To be able to distinguish which colour represents which player, a legend can be easily created in ggplot.

ggplot(data = total_player_stats_per_round, aes(x = centrePassReceives, y = goalAssists)) +
  geom_point(alpha = 0.2, size = 0.1) +
  geom_point(data = subset(total_player_stats_per_round, shortDisplayName == "Wood, S"), aes(color = 'Steph Wood')) +
  geom_point(data = subset(total_player_stats_per_round, shortDisplayName == "Langman, L"), aes(color = 'Laura Langman')) +
  geom_point(data = subset(total_player_stats_per_round, shortDisplayName == "Pitman, C"), aes(color = 'Chelsea Pitman'))

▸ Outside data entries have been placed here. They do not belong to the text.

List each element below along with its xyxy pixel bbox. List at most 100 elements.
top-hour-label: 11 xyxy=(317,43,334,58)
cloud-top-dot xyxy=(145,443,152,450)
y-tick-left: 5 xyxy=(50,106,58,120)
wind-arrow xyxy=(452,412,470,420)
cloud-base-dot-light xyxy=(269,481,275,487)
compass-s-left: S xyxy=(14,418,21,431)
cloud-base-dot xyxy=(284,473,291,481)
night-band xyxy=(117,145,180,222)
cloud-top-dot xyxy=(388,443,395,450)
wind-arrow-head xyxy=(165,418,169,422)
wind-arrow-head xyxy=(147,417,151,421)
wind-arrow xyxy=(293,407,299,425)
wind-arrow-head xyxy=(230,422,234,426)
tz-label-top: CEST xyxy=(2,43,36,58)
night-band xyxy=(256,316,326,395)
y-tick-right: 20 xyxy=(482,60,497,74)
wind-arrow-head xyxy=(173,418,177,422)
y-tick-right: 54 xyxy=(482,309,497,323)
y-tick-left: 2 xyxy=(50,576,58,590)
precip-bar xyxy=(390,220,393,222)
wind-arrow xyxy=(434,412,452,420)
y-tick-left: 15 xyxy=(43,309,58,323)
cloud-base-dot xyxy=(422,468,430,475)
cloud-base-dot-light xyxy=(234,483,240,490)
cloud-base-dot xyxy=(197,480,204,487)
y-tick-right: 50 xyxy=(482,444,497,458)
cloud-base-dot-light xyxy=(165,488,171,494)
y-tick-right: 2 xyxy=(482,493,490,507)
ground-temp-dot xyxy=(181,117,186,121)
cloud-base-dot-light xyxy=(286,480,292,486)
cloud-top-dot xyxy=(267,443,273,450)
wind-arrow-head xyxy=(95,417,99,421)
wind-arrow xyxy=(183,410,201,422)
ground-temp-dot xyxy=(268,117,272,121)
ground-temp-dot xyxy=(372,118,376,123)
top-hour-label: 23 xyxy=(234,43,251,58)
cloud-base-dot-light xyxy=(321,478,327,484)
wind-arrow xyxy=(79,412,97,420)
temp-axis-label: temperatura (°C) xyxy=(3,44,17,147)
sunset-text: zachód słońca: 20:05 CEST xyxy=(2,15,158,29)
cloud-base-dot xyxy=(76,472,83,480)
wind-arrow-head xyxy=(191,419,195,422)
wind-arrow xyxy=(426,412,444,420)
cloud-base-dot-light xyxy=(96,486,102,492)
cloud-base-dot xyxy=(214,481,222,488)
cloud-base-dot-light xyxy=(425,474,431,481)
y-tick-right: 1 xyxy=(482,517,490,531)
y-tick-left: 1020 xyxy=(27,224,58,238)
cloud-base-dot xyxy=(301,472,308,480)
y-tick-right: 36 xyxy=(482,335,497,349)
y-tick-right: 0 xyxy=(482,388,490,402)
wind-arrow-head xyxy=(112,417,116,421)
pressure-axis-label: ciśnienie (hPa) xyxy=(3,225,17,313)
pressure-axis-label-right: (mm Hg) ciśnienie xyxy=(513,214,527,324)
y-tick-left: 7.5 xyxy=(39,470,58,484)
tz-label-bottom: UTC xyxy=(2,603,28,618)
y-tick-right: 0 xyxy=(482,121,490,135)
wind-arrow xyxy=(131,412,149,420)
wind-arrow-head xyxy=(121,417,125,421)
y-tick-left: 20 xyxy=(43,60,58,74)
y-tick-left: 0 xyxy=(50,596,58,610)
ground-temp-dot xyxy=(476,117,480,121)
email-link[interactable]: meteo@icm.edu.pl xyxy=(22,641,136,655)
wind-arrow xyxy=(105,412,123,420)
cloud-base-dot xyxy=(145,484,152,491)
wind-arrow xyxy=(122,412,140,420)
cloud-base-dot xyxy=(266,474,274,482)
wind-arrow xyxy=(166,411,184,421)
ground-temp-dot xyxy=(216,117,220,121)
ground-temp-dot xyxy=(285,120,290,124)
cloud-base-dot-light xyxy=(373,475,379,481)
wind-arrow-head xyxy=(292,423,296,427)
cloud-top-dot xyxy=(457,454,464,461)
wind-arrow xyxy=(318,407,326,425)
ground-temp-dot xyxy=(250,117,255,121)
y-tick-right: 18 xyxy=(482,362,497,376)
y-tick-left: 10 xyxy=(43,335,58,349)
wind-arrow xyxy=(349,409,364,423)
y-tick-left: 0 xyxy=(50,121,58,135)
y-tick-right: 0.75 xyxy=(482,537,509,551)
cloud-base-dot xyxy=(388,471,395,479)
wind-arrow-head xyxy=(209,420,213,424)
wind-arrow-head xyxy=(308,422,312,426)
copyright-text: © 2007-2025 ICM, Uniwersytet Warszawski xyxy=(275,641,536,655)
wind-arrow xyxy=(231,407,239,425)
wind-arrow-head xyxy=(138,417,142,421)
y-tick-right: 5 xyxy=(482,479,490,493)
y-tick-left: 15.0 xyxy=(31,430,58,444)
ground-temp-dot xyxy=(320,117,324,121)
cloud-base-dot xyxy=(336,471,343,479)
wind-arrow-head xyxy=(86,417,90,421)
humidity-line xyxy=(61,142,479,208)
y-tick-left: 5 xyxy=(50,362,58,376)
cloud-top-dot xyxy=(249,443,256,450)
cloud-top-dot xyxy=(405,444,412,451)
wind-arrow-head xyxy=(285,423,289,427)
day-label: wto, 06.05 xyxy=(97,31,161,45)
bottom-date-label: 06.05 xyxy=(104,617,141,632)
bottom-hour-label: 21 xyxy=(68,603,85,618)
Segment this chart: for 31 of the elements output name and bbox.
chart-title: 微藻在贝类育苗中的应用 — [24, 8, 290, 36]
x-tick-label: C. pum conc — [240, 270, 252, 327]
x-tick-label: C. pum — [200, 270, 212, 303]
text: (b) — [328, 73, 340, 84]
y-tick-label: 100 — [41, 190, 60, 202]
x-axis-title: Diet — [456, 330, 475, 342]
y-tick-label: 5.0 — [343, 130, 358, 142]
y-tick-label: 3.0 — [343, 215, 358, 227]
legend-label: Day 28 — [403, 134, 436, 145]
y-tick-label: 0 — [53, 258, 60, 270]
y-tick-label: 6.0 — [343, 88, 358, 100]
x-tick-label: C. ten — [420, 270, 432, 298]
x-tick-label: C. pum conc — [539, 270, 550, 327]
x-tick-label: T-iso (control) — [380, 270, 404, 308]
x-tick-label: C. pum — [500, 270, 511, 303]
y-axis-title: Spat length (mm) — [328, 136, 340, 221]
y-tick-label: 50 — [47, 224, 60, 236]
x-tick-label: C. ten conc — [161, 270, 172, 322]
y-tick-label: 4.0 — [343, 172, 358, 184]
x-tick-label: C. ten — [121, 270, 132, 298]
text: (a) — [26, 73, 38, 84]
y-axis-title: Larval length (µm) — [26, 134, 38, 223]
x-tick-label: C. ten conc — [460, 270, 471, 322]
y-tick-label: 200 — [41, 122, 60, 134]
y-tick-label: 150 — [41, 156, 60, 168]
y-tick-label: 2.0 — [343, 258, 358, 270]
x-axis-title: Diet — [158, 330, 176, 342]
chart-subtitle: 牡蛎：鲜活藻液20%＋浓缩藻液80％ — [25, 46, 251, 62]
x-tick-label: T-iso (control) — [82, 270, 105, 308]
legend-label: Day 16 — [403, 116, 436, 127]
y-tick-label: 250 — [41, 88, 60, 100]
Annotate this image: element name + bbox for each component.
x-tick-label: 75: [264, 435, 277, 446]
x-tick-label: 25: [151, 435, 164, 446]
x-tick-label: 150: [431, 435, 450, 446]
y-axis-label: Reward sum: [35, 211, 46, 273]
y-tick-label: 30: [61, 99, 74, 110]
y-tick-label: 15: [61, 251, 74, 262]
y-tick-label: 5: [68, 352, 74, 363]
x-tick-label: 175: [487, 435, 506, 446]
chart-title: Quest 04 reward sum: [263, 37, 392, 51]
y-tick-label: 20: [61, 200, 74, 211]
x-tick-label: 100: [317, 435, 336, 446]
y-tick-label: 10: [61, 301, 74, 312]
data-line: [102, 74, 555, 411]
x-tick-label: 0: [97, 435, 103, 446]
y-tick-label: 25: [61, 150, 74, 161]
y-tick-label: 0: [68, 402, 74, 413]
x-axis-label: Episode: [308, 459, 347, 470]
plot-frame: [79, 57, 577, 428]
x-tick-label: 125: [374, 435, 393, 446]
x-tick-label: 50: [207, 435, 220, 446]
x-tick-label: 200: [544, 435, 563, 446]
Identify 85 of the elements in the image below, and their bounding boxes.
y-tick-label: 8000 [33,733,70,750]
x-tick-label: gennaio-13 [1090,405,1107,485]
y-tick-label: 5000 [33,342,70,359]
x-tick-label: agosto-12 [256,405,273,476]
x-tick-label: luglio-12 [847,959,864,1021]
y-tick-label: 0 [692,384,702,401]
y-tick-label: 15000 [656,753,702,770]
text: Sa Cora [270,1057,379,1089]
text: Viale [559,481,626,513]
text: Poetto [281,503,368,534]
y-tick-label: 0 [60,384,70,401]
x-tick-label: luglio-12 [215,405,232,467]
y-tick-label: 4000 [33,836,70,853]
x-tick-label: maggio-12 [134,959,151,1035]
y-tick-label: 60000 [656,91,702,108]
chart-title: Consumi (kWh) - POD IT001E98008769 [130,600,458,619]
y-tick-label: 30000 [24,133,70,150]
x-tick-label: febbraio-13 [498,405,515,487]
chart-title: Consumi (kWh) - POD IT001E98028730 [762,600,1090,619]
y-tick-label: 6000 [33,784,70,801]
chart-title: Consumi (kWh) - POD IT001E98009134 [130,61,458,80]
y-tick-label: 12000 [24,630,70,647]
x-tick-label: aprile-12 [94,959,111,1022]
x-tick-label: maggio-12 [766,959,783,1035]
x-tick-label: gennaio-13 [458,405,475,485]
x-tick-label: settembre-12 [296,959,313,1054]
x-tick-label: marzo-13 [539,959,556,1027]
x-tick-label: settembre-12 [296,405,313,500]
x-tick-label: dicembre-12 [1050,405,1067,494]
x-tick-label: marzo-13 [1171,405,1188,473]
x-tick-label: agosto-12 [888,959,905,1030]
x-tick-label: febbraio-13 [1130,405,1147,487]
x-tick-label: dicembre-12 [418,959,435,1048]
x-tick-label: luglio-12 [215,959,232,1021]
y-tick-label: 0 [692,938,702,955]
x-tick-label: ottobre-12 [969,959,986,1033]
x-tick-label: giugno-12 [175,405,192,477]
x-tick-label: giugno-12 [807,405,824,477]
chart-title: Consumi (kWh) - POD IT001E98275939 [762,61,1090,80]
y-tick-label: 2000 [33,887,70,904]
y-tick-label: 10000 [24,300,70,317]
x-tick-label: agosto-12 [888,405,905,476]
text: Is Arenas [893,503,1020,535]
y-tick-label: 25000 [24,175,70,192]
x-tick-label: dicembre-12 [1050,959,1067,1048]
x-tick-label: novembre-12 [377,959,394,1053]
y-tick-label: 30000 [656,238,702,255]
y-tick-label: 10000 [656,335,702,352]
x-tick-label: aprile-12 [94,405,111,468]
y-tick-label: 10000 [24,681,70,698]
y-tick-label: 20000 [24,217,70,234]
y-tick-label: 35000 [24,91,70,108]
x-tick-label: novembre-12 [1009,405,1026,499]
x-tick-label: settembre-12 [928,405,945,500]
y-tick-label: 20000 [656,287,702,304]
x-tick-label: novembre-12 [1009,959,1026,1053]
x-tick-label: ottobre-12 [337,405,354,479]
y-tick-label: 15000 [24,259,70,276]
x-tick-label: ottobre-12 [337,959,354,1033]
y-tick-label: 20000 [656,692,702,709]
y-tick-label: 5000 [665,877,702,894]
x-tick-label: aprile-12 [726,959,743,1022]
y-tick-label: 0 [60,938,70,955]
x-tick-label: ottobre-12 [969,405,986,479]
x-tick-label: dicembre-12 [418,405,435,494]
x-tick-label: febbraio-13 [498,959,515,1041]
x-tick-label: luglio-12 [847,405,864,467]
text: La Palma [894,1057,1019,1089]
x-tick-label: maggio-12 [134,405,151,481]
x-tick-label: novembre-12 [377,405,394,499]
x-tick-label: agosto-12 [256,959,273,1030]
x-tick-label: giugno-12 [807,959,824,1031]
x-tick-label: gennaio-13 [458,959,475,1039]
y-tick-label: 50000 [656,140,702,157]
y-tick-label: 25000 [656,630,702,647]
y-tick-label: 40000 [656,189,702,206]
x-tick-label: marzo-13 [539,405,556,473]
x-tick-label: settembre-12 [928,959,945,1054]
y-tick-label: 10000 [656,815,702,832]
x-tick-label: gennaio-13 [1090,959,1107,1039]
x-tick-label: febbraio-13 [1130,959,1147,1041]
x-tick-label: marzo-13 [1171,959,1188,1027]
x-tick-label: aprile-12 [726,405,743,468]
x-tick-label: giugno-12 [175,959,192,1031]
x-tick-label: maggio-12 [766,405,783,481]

Additional information can also be added to the above plot by differentiate between each round of the season while also highlighting each of the three players.

ggplot(data = total_player_stats_per_round, aes(x = centrePassReceives, y = goalAssists, color = round)) +
  geom_point(alpha = 0.2, size = 0.1) +
  geom_point(data = subset(total_player_stats_per_round, shortDisplayName == "Wood, S"), aes(shape = 'Steph Wood')) +
  geom_point(data = subset(total_player_stats_per_round, shortDisplayName == "Langman, L"), aes(shape = 'Laura Langman')) +
  geom_point(data = subset(total_player_stats_per_round, shortDisplayName == "Pitman, C"), aes(shape = 'Chelsea Pitman'))

Summary

  • The plots shown in this document are only a few of the different types of data visualisation that can be produced in R using the ggplot2 package.

  • These plots can be applied to many different sports, not just netball.